Söz üstadı halk ozanımız Neşet Ertaş’ın muhteşem bir şekilde dile getirdiği ve çoğumuzun belki de farkında olmadığımız bir gerçek var: Tatlı dil güler yüz.
 
Ne demişti büyük usta bizlere hatırlayalım.
 
“Tatlı dile güler yüze
Doyulur mu doyulur mu
Aşkınan bakışan göze
Doyulur mu doyulur mu..”
 
Doyulmuyor be usta. Doyulmayacak. Dünya durdukça da doyamayacağız. Her şeyin sunileştiği, her şeyin makineleştiği, her şeyin doğallığını kaybettiği, her şeyin ama her şeyin tabiatına aykırı hareket ettiği şöyle bir zamanda ne kadar tatlı dili güler yüzü unuttuk.
 
İnsanların yüzünden tebessüm gitti yerini asık suratlara terk etti.
 
Halbuki güleryüz ve tatlı dil ne kadar önemli. İnsanların yüzü gülüyorsa, suratlarda tebessüm varsa bilin ki huzur ve emniyet vardır. Bir toplumun gelişmişlik seviyesinin miftahı, ölçüsü yüzlerdeki tebessümdür desek acaba çok mu abartmış sayılırız.
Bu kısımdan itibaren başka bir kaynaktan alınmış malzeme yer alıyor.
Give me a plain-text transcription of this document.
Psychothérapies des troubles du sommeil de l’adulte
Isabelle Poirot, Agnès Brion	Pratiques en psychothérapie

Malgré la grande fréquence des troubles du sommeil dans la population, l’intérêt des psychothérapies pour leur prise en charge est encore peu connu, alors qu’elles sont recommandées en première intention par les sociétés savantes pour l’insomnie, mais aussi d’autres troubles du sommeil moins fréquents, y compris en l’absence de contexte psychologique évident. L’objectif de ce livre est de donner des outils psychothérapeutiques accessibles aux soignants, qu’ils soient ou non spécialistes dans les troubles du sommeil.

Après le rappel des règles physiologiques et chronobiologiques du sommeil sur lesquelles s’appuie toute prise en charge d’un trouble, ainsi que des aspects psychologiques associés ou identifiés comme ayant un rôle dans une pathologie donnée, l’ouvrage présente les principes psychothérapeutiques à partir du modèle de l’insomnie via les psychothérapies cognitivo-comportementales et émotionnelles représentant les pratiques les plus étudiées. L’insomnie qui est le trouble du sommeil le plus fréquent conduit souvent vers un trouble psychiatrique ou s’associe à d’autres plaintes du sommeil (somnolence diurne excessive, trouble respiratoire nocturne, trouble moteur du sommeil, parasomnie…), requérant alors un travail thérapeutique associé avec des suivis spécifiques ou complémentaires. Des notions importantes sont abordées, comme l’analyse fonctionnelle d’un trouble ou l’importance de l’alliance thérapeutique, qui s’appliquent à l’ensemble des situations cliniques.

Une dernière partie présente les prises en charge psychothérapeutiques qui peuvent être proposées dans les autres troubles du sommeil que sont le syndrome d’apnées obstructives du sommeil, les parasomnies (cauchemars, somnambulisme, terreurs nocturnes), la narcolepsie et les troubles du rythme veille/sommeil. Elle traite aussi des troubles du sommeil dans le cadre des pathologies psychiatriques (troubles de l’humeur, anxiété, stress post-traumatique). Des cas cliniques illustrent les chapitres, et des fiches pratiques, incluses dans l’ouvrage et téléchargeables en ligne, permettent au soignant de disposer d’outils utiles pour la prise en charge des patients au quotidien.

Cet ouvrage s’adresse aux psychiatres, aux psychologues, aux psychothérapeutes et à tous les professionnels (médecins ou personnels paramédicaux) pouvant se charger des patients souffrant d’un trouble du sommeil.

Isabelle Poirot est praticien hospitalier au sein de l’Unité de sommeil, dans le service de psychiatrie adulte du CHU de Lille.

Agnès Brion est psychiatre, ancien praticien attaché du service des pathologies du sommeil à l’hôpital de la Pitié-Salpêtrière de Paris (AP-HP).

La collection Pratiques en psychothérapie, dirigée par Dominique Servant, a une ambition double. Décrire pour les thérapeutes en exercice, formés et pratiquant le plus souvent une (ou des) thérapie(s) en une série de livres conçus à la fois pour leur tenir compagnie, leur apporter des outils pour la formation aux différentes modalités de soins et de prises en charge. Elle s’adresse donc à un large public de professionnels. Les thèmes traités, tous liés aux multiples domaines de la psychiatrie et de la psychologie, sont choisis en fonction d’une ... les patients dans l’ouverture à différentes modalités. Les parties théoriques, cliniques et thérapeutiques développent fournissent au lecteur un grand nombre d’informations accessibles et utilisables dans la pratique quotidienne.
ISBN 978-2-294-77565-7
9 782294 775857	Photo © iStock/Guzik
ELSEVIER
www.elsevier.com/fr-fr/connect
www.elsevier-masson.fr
Bence hayır.
 
Günümüz insanının belki de en çok ihtiyacı olan şey tatlı dil ve güler yüzdür. Bir yere girdiğinizde tebessüm ile hareket edin, tatlı dilinizle konuşun bakın farkı görecek ve hissedeceksiniz. İşleriniz daha çabuk görülecek ve daha az stresli olacaksınız.
 
Tatlı dilli ve güler yüzlü insanlardır etrafına huzur verenler. Bu kişilerin yanında olmanızın size nasıl huzur verdiğini göreceksiniz.
 
Güler yüzlü insanların olduğu yere huzur kendiliğinden gelir.